Examples include libraries like TensorFlow and PyTorch, which not only have comprehensive documentation but also massive community support.
#5: Check Recent Updates and Maintenance
A library that is actively maintained and regularly updated is crucial, especially to keep up with new trends and improvements in data science methodologies. Check the library’s repository for recent commits, releases, and the responsiveness of maintainers to issues and pull requests.
#6: Review Features and Capabilities
If you followed the tips in the previous steps, you now have a list of potential top libraries that meet your basic criteria. Thus, it’s time to compare their features and capabilities. There are three key aspects to consider:
- Functionality: Assess whether the library has all the features you need based on its documentation.
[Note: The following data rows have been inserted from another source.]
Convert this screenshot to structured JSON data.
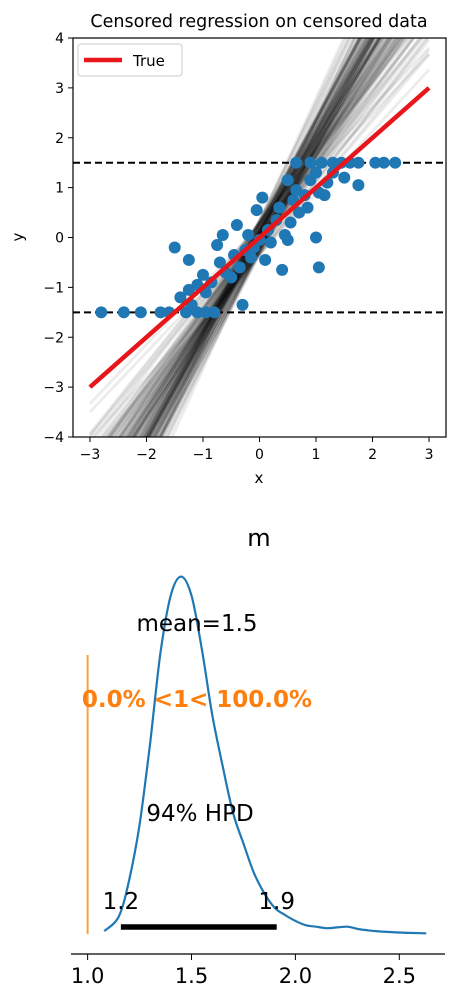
{
  "chart_data": [
    {
      "type": "scatter",
      "title": "Censored regression on censored data",
      "xlabel": "x",
      "ylabel": "y",
      "xlim": [
        -3.3,
        3.3
      ],
      "ylim": [
        -4,
        4
      ],
      "xticks": [
        -3,
        -2,
        -1,
        0,
        1,
        2,
        3
      ],
      "xtick_labels": [
        "−3",
        "−2",
        "−1",
        "0",
        "1",
        "2",
        "3"
      ],
      "yticks": [
        -4,
        -3,
        -2,
        -1,
        0,
        1,
        2,
        3,
        4
      ],
      "ytick_labels": [
        "−4",
        "−3",
        "−2",
        "−1",
        "0",
        "1",
        "2",
        "3",
        "4"
      ],
      "legend": {
        "placement": "top-left",
        "entries": [
          {
            "label": "True",
            "color": "#e8161a"
          }
        ]
      },
      "true_line": {
        "name": "True",
        "slope": 1,
        "intercept": 0,
        "x": [
          -3,
          3
        ],
        "color": "#e8161a"
      },
      "censor_lines": [
        -1.5,
        1.5
      ],
      "posterior_lines": {
        "slope_range": [
          1.1,
          2.6
        ],
        "intercept_range": [
          -0.35,
          0.35
        ],
        "color": "#000000"
      },
      "points_color": "#1f77b4",
      "points": [
        [
          -2.8,
          -1.5
        ],
        [
          -2.4,
          -1.5
        ],
        [
          -2.1,
          -1.5
        ],
        [
          -1.75,
          -1.5
        ],
        [
          -1.6,
          -1.5
        ],
        [
          -1.3,
          -1.5
        ],
        [
          -1.1,
          -1.5
        ],
        [
          -0.95,
          -1.5
        ],
        [
          -0.8,
          -1.5
        ],
        [
          -1.5,
          -0.2
        ],
        [
          -1.25,
          -0.45
        ],
        [
          -1.4,
          -1.2
        ],
        [
          -1.25,
          -1.05
        ],
        [
          -1.1,
          -0.95
        ],
        [
          -1.2,
          -1.35
        ],
        [
          -1.0,
          -0.75
        ],
        [
          -0.95,
          -1.1
        ],
        [
          -0.85,
          -0.9
        ],
        [
          -0.75,
          -0.15
        ],
        [
          -0.65,
          0.05
        ],
        [
          -0.7,
          -0.5
        ],
        [
          -0.6,
          -0.7
        ],
        [
          -0.5,
          -0.8
        ],
        [
          -0.45,
          -0.35
        ],
        [
          -0.4,
          0.25
        ],
        [
          -0.35,
          -0.6
        ],
        [
          -0.3,
          -1.35
        ],
        [
          -0.25,
          -0.25
        ],
        [
          -0.2,
          0.05
        ],
        [
          -0.15,
          -0.4
        ],
        [
          -0.1,
          -0.2
        ],
        [
          -0.05,
          0.55
        ],
        [
          0.0,
          -0.05
        ],
        [
          0.05,
          0.8
        ],
        [
          0.1,
          -0.45
        ],
        [
          0.15,
          0.15
        ],
        [
          0.2,
          -0.1
        ],
        [
          0.3,
          0.35
        ],
        [
          0.35,
          0.6
        ],
        [
          0.4,
          -0.65
        ],
        [
          0.45,
          0.05
        ],
        [
          0.5,
          -0.05
        ],
        [
          0.55,
          0.3
        ],
        [
          0.6,
          0.75
        ],
        [
          0.65,
          0.95
        ],
        [
          0.7,
          0.5
        ],
        [
          0.8,
          0.85
        ],
        [
          0.85,
          0.6
        ],
        [
          0.9,
          1.15
        ],
        [
          1.0,
          1.3
        ],
        [
          1.05,
          -0.6
        ],
        [
          1.0,
          0.0
        ],
        [
          1.05,
          0.9
        ],
        [
          1.15,
          0.85
        ],
        [
          1.2,
          1.1
        ],
        [
          1.3,
          1.3
        ],
        [
          1.5,
          1.2
        ],
        [
          1.75,
          1.05
        ],
        [
          0.5,
          1.15
        ],
        [
          0.65,
          1.5
        ],
        [
          0.9,
          1.5
        ],
        [
          1.1,
          1.5
        ],
        [
          1.3,
          1.5
        ],
        [
          1.45,
          1.5
        ],
        [
          1.6,
          1.5
        ],
        [
          1.75,
          1.5
        ],
        [
          2.05,
          1.5
        ],
        [
          2.2,
          1.5
        ],
        [
          2.4,
          1.5
        ]
      ]
    },
    {
      "type": "line",
      "title": "m",
      "xlim": [
        0.92,
        2.72
      ],
      "xticks": [
        1.0,
        1.5,
        2.0,
        2.5
      ],
      "xtick_labels": [
        "1.0",
        "1.5",
        "2.0",
        "2.5"
      ],
      "density_color": "#1f77b4",
      "x": [
        1.08,
        1.15,
        1.2,
        1.25,
        1.3,
        1.35,
        1.4,
        1.45,
        1.5,
        1.55,
        1.6,
        1.65,
        1.7,
        1.75,
        1.8,
        1.85,
        1.9,
        1.95,
        2.0,
        2.05,
        2.1,
        2.15,
        2.2,
        2.25,
        2.3,
        2.35,
        2.4,
        2.5,
        2.63
      ],
      "y": [
        0.02,
        0.12,
        0.37,
        0.75,
        1.3,
        1.92,
        2.32,
        2.45,
        2.32,
        1.95,
        1.5,
        1.15,
        0.83,
        0.62,
        0.42,
        0.28,
        0.18,
        0.13,
        0.09,
        0.06,
        0.05,
        0.04,
        0.045,
        0.05,
        0.035,
        0.025,
        0.018,
        0.01,
        0.005
      ],
      "ymax": 2.55,
      "mean_label": "mean=1.5",
      "ref_value": 1.0,
      "ref_color": "#f5a13f",
      "ref_label": "0.0% <1< 100.0%",
      "ref_label_color": "#ff7f0e",
      "hpd_label": "94% HPD",
      "hpd": [
        1.16,
        1.91
      ],
      "hpd_low_label": "1.2",
      "hpd_high_label": "1.9"
    }
  ]
}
- Performance and Scalability: Some libraries are better suited for large datasets or distributed computing than others. If your work involves large volumes of data, consider performance-focused libraries like Dask or Vaex for handling big data sets, or PySpark for distributed data processing. The performance benchmarks available can be evaluated in the library's documentation or through independent reviews.
- Compatibility with Other Tools: Ensure the library works well with other tools in your data stack. For instance, if you use Jupyter Notebooks extensively, ensure that your chosen library integrates smoothly with Jupyter. Similarly, if your project involves a web framework like Django or Flask, check for compatibility or existing integrations.
#7: Try Out the Library
Finally, the best way to know if a library suits your needs is to try it out. Implement a small pilot project or a few test scripts to get a feel for the library’s API and see if it fits your working style and meets the project requirements.
Final Thoughts
Choosing the right Python library requires a balance of statistics, professional judgement, and curiosity. By following these tips, you can make an informed decision when selecting the library that best fits your data analysis and data science projects.
REFERENCES
- "Home Page." Pepy, no date, www.pepy.tech.
- "Home Page." PyPI Stats, no date, www.pypistats.org.
- "Home Page." Python Package Index, no date, www.pypi.org.
- "Home Page." GitHub, no date, www.github.com
- "Home Page." Libraries.io, no date, www.libraries.io.
- "How to Evaluate the Quality of Python Packages." Real Python, no date, www.realpython.com/python-package-quality/.